Pria itu lalu menoleh ke samping, dan mendapati istri pertamanya di sana. Ia tampak begitu kurus. Badannya seperti orang kelaparan. Merasa menyesal, sang pedagang lalu bergumam, Kalau saja aku bisa merawatmu lebih beik saat aku mampu, tak akan kubiarkan engkau kurus seperti ini, istriku. Sesungguhnya, kita punya 4 istri dalam hidup ini. Istri ke-4, TUBUH kita Seberapa banyak waktu dan biaya yang kita keluarkan untuk tubuh kita supaya tampak indah dan gagah. Semua ini akan hilang dalam suatu batas ruang dan waktu. Tak ada keindahan dan kegagahan yang tersisa saat kita menghadap-Nya. Istri ke-3, STATUS SOSIAL DAN KEKAYAAN Saat kita meninggal, semuanya akan pergi kepada yang lain.
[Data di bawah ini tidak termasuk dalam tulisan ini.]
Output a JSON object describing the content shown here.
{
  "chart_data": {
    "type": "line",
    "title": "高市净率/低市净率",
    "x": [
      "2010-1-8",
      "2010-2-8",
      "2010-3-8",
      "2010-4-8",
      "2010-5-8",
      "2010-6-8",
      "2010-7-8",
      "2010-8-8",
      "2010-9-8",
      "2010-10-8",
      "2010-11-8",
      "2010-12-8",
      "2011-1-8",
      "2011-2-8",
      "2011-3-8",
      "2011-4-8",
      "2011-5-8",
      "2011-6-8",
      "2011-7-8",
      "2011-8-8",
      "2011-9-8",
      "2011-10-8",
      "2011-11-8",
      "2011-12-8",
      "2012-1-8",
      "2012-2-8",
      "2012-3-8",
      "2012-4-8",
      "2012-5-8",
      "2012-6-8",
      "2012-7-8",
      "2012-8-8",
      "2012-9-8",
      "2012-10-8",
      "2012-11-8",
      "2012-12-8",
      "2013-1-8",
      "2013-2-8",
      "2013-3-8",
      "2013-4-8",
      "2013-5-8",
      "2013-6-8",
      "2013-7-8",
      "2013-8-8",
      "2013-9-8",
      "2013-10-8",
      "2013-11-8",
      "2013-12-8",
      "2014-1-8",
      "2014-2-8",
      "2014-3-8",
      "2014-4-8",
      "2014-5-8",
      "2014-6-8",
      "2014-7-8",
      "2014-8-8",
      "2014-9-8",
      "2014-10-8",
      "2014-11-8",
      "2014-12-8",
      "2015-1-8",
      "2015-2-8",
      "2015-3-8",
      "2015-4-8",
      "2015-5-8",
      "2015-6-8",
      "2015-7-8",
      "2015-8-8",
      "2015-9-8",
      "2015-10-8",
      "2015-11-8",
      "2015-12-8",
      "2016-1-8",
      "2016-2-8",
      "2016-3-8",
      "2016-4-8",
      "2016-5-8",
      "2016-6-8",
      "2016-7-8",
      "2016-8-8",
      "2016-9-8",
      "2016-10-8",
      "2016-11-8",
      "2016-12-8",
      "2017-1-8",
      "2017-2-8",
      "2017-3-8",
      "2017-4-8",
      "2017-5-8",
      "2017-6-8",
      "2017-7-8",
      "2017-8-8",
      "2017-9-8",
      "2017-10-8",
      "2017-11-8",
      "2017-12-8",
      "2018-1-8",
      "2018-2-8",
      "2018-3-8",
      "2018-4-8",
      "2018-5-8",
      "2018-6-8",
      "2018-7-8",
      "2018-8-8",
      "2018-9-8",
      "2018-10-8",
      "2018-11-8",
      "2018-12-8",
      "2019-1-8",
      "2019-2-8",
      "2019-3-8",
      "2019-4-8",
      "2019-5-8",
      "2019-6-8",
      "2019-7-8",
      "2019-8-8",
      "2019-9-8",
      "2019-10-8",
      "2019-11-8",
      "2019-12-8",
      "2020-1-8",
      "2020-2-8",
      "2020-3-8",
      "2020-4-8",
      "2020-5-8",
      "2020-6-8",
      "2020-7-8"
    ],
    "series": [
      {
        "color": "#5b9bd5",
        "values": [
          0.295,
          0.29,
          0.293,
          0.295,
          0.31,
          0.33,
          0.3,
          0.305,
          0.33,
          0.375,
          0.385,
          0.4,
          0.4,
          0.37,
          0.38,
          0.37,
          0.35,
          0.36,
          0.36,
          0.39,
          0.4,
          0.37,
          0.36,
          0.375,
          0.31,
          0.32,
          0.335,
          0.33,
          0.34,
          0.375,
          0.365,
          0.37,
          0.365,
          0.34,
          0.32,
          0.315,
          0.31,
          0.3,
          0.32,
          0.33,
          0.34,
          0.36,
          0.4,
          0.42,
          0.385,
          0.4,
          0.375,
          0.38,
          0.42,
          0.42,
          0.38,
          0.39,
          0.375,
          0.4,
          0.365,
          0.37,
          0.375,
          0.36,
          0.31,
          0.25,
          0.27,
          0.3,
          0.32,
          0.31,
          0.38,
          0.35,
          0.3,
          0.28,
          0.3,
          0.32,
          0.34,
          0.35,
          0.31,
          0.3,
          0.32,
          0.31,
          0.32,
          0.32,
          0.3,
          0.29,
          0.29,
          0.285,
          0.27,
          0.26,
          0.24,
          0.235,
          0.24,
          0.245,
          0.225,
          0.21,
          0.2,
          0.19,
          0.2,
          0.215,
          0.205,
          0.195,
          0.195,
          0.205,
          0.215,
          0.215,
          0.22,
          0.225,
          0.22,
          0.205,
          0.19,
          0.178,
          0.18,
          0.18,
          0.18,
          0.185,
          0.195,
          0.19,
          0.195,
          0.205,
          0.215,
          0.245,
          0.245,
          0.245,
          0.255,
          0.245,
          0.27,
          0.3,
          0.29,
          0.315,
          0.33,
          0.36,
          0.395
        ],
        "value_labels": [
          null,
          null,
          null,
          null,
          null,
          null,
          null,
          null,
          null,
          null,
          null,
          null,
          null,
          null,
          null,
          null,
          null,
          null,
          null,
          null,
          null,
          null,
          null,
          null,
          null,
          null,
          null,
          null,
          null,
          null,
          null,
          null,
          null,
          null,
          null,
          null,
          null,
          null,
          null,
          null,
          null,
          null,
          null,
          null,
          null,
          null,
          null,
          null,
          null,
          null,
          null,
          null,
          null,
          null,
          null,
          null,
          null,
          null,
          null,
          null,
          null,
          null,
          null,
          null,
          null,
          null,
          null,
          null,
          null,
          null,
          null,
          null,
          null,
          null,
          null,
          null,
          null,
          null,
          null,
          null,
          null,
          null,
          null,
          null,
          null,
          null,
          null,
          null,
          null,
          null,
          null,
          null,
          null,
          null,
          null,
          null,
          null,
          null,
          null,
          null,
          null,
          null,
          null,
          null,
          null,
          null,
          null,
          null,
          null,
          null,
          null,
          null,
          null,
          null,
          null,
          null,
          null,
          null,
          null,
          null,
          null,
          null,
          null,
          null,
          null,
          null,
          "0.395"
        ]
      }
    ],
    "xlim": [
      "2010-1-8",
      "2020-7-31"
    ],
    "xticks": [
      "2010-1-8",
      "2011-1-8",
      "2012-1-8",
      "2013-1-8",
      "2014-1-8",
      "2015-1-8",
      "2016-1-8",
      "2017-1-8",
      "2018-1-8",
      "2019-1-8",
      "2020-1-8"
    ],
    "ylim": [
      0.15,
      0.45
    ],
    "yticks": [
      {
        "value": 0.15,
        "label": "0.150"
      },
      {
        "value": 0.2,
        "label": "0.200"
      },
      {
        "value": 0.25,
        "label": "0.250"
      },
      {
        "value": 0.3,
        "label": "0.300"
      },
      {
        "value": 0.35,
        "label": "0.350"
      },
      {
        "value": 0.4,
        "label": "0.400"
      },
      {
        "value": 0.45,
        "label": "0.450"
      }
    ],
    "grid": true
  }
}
Mereka akan berpindah dan melupakan kita yang pernah memilikinya. Sebesar apapun kedudukan kita salam masyarakat dan sebanyak apapun harta kita, semua itu akan berpindah tangan dalam waktu sekejap ketika kita tiada. Istri ke-2, KERABAT DAN TEMAN Seberapa pun dekat hubungan kita dengan mereka, kita tak akan bisa terus bersama mereka. Hanya sampai liang kuburlah mereka menemani kita. Dan sesungguhnya istri pertam kita adalah JIWA DAN AMAL KITA Sebenarnya hanya jiwa dan amal kita sajalah yang mampu untuk terus setia mendampingi kemanapun kita melangkah. Hanya amal-lah yang mampu menolong kita di akhirat kelak. Jadi, selagi kita mampu, perlakukanlah jiwa kita dengan bijak serta jangan pernah malu untuk berbuat amal, memberikan pertolongan kepada sesama yang membutuhkan. Betapa pun kecilnya bantuan kita, pemberian kita menjadi sangat berarti bagi mereka yang memerlukannya. Mari kita belajar memperlakukan jiwa dan amal kita dengan bijak.